Ces produits issus de la levure combinent les effets du glutathion à ceux d’une levure inactivée.
Action antioxydante : Protection de la couleur contre le brunissement (protection des polyphénols)  et  Protection des molécules aromatiques, notamment les thiols
Nutrition : Richesse en éléments supports et en azote organique pour une sécurité fermentaire optimale, en association ou non avec du DAP ou Fermaid®E Blanc ou THIAZOTE®
Amélioration organoleptique : Fraîcheur et apport de gras en bouche.
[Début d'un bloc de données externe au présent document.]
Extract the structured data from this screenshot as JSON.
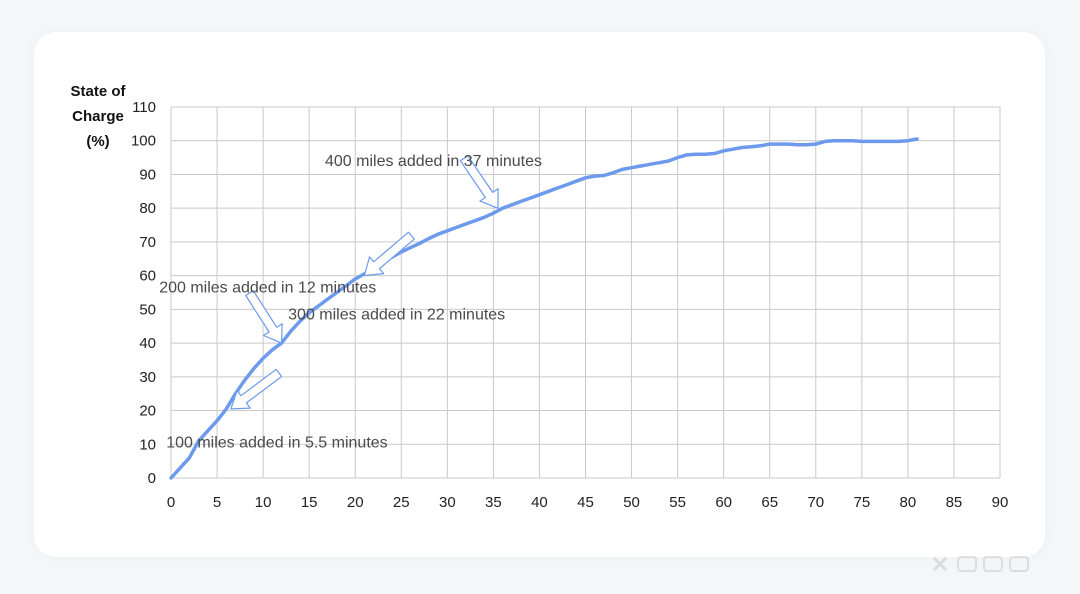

Ajouter 30 g/hl dans le moût 24 heures après le début de la fermentation alcoolique ou après le débourbage et juste avant inoculation des levures dans le cas de moûts fortement clarifiés pour bénéficier de ses éléments supports. Au cours de la fermentation, la levure absorbe le glutathion présent dans le moût (celui libéré et celui naturellement présent). Lors de l’élevage sur lies, l’autolyse des levures permet la libération des substances intracellulaires. Ainsi le glutathion ne sera libéré dans le vin qu’au cours de l’élevage. Nous conseillons donc de pratiquer systématiquement un élevage sur lies avec bâtonnage si possible. L’emploi  de ces extraits de levures ne constitue pas un réel activateur de fermentation organique. En cas de moût fortement carencé en azote, il est conseillé d’ajouter du DAP ainsi que du Fermaid®E Blanc ou du  THIAZOTE® de manière adéquate.

lundi 10 août 2015

Vinification en Rouge : les régimes thermiques à conseiller en 2015

Vinification en Rouge «  Longue Macération  » (Haut de Gamme)

Régime thermique et Travail du chapeau de marc

- J (encuvage) : Maintenir la température entre 20 et 22 °C,
- J + 1 : Température entre 22 et 24 °C dans le jus en fermentation, 2 délestages avec apport d’oxygène dissout dans la phase liquide (6 mg/l)
- J + 2 : entre 23 et 25 °C dans le jus en fermentation, 2 délestages avec apport d’O2 dissout dans la phase liquide (6 mg/l) + 2 remontages( ou pigeages)
- J + 3 à J + 15 : entre 23 et 25 °C dans le jus, 1 délestage avec apport d’O2 dissout dans la phase liquide (6 mg/l) + 2 remontages.
Apport de nutriments : 20 g/hl de FERMAID E
- J + 4 : 1 délestage avec apport d’O2 dissous dans la phase liquide(6 mg/l)
- A la fin de la fermentation alcoolique (analyse du labo), adopter un programme de délestage et d’humidification du chapeau de marc en fonction des dégustations.
- Après J + 15 : adaptation en fonction de la poursuite de la macération et du profil sensoriel
Tant que le chapeau flotte, faire un délestage tous les 2 jours(sans ajout supplémentaire d’O2).
- Analyses tous les 3 jours : Acidité volatile et FML, au minimum, si nécessaire sucres ou autres.
A chaque délestage : élimination des pépins et des bourbes à chaque retour du jus vers la cuve de macération.

Vins Rouges « Cœur de Gamme » (Cuvaison courte d’une semaine environ)

Régime thermique et Travail du chapeau de marc

- J (encuvage) : entre 20 et 22 °C
- J + 1 : entre 22 et 24 °C dans le jus en fermentation, 2 délestages avec apport d’oxygène dissout dans la phase liquide (6 mg/l)
- J + 2 : entre 23 et 25 °C dans le jus en fermentation, 2 délestages avec apport d’O2 dissout dans la phase liquide (6 mg/l)
- J + 3 : 23 à 25 °C dans le jus en fermentation, 1 délestage avec apport d’O2 dissout dans la phase liquide (6 mg/l)
- J + 4 : entre 23 et 25 °C dans le jus en fermentation, 1 délestage avec apport d’O2 dissout dans la phase liquide (6 mg/l)
- J + 5 : entre 23 et 25 °C dans le jus en fermentation, 1 délestage avec apport d’O2 dissout dans la phase liquide (6 mg/l).

A chaque délestage : élimination des pépins et des bourbes à chaque retour du jus vers la cuve de macération.